Equal Opportunity Education

David
dr78
Group Organizer
San Diego, CA
Post #: 11
I uploaded a file which discusses the challenges of implementing equal opportunity in education. To see the file, click on the "More" tab, then the "Files" tab. The file is called "Equal Opportunity Education."
John Van P.
JohnVP
London, GB
Post #: 32
Thanks for the upload, David.

I have a few thoughts relating to the article:

1) The essay assumes that the teacher's time and attention are limited resources. Nowadays we are witnessing the development of online teaching resources that make the teacher unlimited, i.e., hundreds or thousands of students can simultaneously access a website.
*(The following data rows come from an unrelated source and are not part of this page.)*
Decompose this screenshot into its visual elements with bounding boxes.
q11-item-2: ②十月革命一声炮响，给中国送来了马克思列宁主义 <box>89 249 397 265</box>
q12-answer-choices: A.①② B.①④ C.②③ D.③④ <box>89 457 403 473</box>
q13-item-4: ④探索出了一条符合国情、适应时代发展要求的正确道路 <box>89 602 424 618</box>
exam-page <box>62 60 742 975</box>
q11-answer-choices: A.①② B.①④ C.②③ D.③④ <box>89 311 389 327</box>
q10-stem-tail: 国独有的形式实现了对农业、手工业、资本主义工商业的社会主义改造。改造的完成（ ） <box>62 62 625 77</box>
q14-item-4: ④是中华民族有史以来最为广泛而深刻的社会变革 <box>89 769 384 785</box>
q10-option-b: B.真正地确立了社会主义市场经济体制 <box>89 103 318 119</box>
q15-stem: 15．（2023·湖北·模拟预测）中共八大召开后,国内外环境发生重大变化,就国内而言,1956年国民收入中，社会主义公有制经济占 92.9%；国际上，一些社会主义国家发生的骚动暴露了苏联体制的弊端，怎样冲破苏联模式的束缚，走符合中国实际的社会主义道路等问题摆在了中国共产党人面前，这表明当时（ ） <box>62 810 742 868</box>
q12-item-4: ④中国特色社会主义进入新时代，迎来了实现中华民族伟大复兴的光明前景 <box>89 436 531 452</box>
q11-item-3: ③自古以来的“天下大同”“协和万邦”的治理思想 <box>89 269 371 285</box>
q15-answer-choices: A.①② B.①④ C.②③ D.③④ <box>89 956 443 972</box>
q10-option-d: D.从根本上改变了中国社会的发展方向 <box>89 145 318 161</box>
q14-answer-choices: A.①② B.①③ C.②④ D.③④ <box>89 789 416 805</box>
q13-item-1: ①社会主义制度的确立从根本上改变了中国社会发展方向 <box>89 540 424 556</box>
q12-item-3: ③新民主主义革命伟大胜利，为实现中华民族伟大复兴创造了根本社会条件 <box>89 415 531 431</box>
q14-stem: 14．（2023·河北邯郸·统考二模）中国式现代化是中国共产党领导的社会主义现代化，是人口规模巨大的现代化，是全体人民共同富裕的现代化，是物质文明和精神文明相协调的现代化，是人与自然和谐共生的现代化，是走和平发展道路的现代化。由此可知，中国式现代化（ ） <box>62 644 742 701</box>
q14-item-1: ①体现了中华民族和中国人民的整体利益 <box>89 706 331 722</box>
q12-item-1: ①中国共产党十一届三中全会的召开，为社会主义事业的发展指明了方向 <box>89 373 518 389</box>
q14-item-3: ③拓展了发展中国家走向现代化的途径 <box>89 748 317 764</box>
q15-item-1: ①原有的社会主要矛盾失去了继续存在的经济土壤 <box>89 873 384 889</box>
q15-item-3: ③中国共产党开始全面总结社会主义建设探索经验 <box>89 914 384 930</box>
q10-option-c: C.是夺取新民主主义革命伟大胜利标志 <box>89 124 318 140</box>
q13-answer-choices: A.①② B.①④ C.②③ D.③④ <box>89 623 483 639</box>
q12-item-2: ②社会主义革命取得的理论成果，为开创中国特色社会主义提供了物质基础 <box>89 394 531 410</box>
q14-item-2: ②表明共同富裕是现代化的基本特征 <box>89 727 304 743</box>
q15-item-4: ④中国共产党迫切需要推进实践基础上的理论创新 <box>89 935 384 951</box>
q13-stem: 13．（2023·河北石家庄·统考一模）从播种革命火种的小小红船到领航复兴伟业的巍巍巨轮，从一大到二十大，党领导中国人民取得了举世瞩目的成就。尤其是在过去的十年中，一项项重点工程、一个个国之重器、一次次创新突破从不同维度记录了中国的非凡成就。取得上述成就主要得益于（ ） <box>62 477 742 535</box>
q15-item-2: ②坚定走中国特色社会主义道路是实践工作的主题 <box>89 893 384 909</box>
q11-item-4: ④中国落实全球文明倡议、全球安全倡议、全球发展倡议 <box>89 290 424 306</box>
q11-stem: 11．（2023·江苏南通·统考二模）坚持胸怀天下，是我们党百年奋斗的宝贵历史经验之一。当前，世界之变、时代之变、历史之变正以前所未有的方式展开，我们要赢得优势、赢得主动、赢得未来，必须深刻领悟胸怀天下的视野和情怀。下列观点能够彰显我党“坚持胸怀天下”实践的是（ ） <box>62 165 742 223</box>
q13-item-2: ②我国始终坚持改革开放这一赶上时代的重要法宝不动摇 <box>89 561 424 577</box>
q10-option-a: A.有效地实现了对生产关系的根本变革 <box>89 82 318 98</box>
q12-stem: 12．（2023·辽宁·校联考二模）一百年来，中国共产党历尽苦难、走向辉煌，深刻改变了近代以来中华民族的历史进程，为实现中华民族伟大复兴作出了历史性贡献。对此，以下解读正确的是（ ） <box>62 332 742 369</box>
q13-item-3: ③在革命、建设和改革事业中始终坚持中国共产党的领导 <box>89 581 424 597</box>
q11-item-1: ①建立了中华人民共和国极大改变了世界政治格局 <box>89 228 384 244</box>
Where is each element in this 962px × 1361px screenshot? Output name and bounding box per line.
This doesn't eliminate the need for human teachers, but it certainly stretches the definition of educational resources. Of course, an old fashioned book is also an educational resource that can be infinitely replicated. So perhaps equality of opportunity implies more support for public libraries, with plenty of books and internet terminals in them.
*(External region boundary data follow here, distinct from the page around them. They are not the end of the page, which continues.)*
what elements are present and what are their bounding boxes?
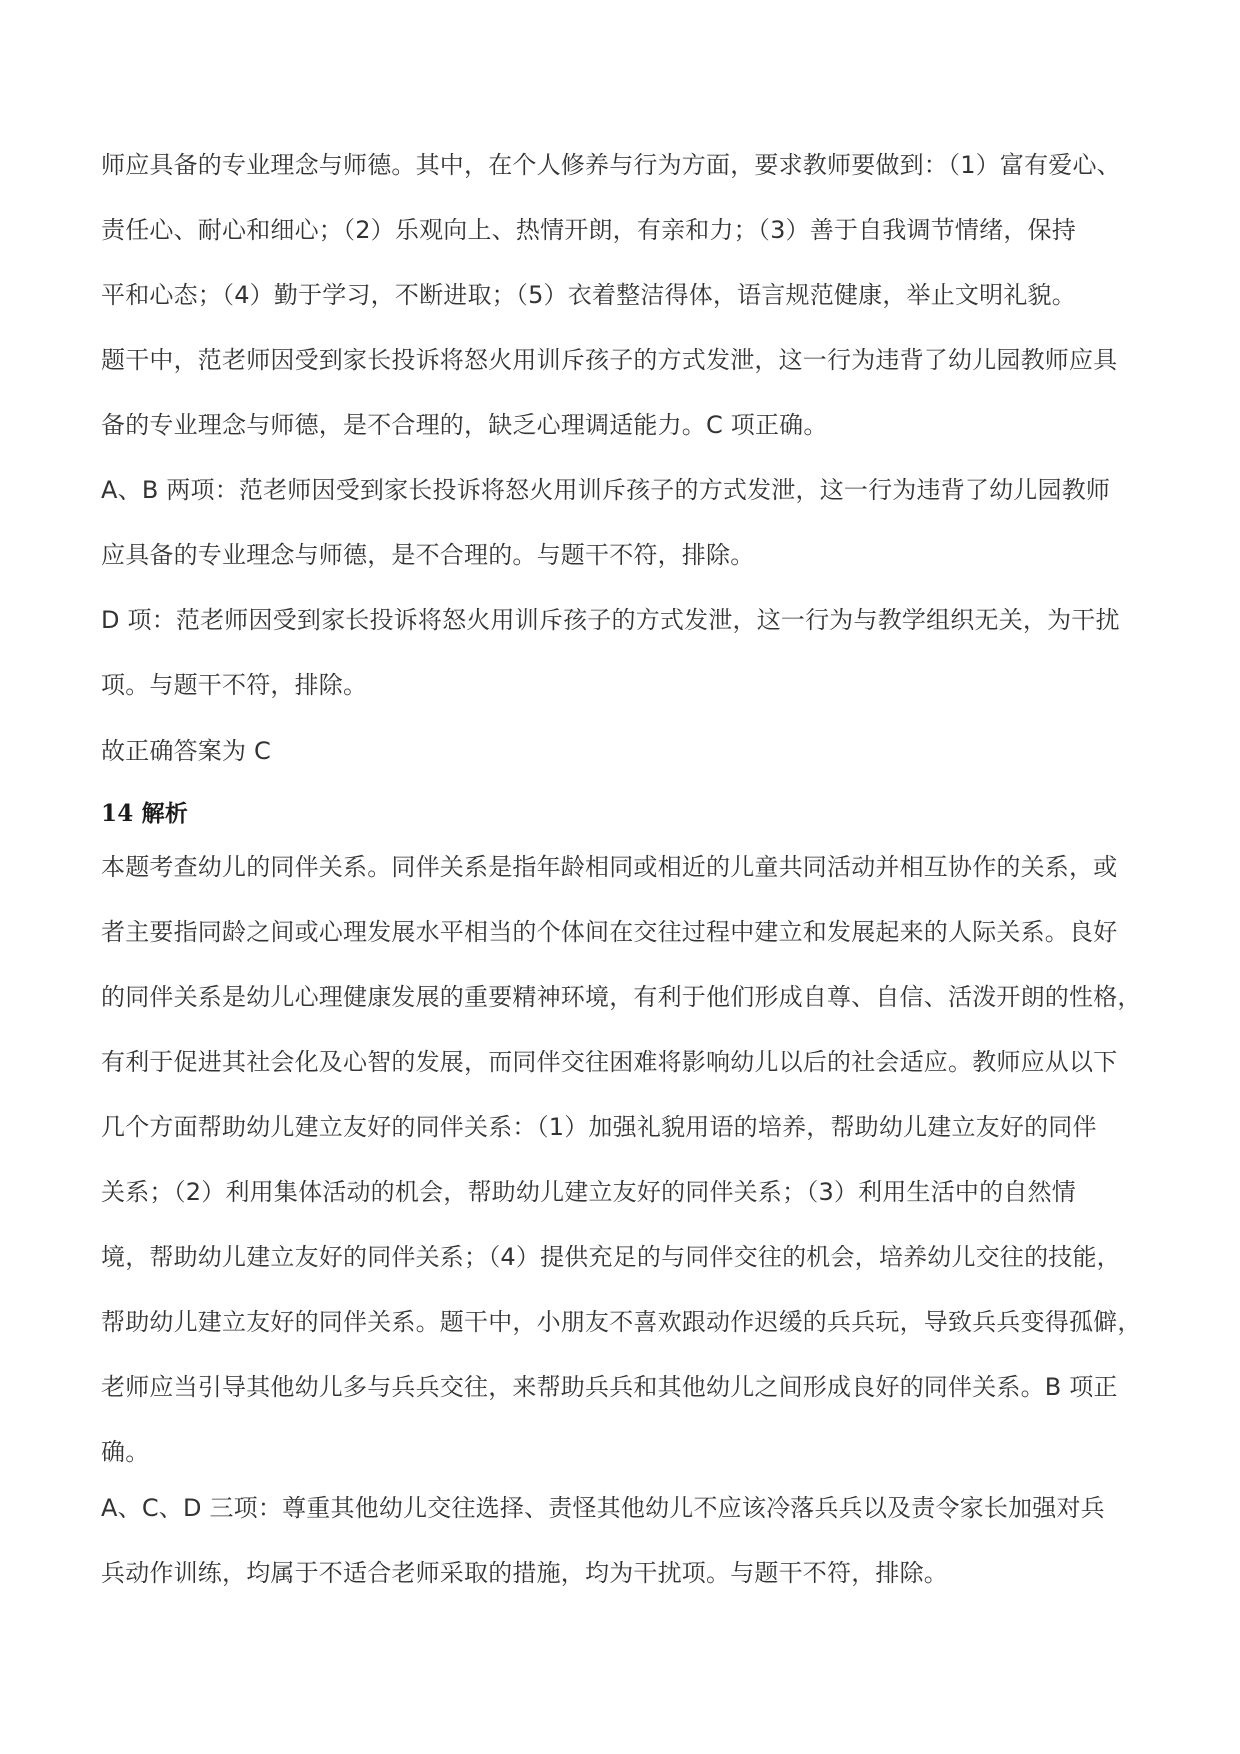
paragraph-line: 应具备的专业理念与师德，是不合理的。与题干不符，排除。 [101,541,755,569]
paragraph-line: A、C、D 三项：尊重其他幼儿交往选择、责怪其他幼儿不应该冷落兵兵以及责令家长加强对兵 [101,1494,1105,1522]
paragraph-line: 几个方面帮助幼儿建立友好的同伴关系：（1）加强礼貌用语的培养，帮助幼儿建立友好的同伴 [101,1113,1097,1141]
paragraph-line: 平和心态；（4）勤于学习，不断进取；（5）衣着整洁得体，语言规范健康，举止文明礼貌。 [101,281,1076,309]
paragraph-line: 确。 [101,1438,150,1466]
paragraph-line: 备的专业理念与师德，是不合理的，缺乏心理调适能力。C 项正确。 [101,411,828,439]
paragraph-line: 师应具备的专业理念与师德。其中，在个人修养与行为方面，要求教师要做到：（1）富有爱心、 [101,151,1121,179]
paragraph-line: 题干中，范老师因受到家长投诉将怒火用训斥孩子的方式发泄，这一行为违背了幼儿园教师应具 [101,346,1118,374]
paragraph-line: 老师应当引导其他幼儿多与兵兵交往，来帮助兵兵和其他幼儿之间形成良好的同伴关系。B 项正 [101,1373,1118,1401]
answer-line: 故正确答案为 C [101,737,271,765]
paragraph-line: 关系；（2）利用集体活动的机会，帮助幼儿建立友好的同伴关系；（3）利用生活中的自然情 [101,1178,1076,1206]
paragraph-line: 本题考查幼儿的同伴关系。同伴关系是指年龄相同或相近的儿童共同活动并相互协作的关系，或 [101,853,1118,881]
paragraph-line: 帮助幼儿建立友好的同伴关系。题干中，小朋友不喜欢跟动作迟缓的兵兵玩，导致兵兵变得孤僻， [101,1308,1142,1336]
paragraph-line: 项。与题干不符，排除。 [101,671,368,699]
paragraph-line: 兵动作训练，均属于不适合老师采取的措施，均为干扰项。与题干不符，排除。 [101,1559,948,1587]
paragraph-line: 的同伴关系是幼儿心理健康发展的重要精神环境，有利于他们形成自尊、自信、活泼开朗的性格， [101,983,1142,1011]
paragraph-line: 者主要指同龄之间或心理发展水平相当的个体间在交往过程中建立和发展起来的人际关系。良好 [101,918,1118,946]
section-heading: 14 解析 [101,800,189,827]
paragraph-line: 境，帮助幼儿建立友好的同伴关系；（4）提供充足的与同伴交往的机会，培养幼儿交往的技能， [101,1243,1121,1271]
paragraph-line: 有利于促进其社会化及心智的发展，而同伴交往困难将影响幼儿以后的社会适应。教师应从以下 [101,1048,1118,1076]
paragraph-line: A、B 两项：范老师因受到家长投诉将怒火用训斥孩子的方式发泄，这一行为违背了幼儿园教师 [101,476,1111,504]
paragraph-line: D 项：范老师因受到家长投诉将怒火用训斥孩子的方式发泄，这一行为与教学组织无关，为干扰 [101,606,1120,634]
paragraph-line: 责任心、耐心和细心；（2）乐观向上、热情开朗，有亲和力；（3）善于自我调节情绪，保持 [101,216,1076,244]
2) When you look at sports the idea that all students are equal, or deserve equal opportunities, becomes questionable. Should every student qualify for the track team, or the power-lifting team? And what about handicapped students who qualify for no team, unless it is a "special needs" type of team. Also, what about students who are good at dancing, but there is no dancing class at their school? My point being that there may well be a similarly wide spectrum of aptitudes among students in terms of academic subjects. Once we acknowledge this then it may lead us think not just about the quantity of resources devoted to a given student, but about which resources.

3) I have the feeling that the essay treats students as receptacles of genes, environment, and teaching. Students have motivations. For example, students who are artistic may get into graffitti. This is considered anti-social, but it is in many cases an expression of a powerful artistic impulse. Maybe the "system" is not wired to recognize, channel, and reward these impulses. If the system were opened up to a more diversified concept of "achievement" some marginal students might turn into high achievers. Yes, these students still need to learn reading, writing, and arithmetic...an illiterate, innumerate artist is not likely to do well in modern society. But students who view themselves as artists may be more motivated to get their act together than students who view themselves as outlaws.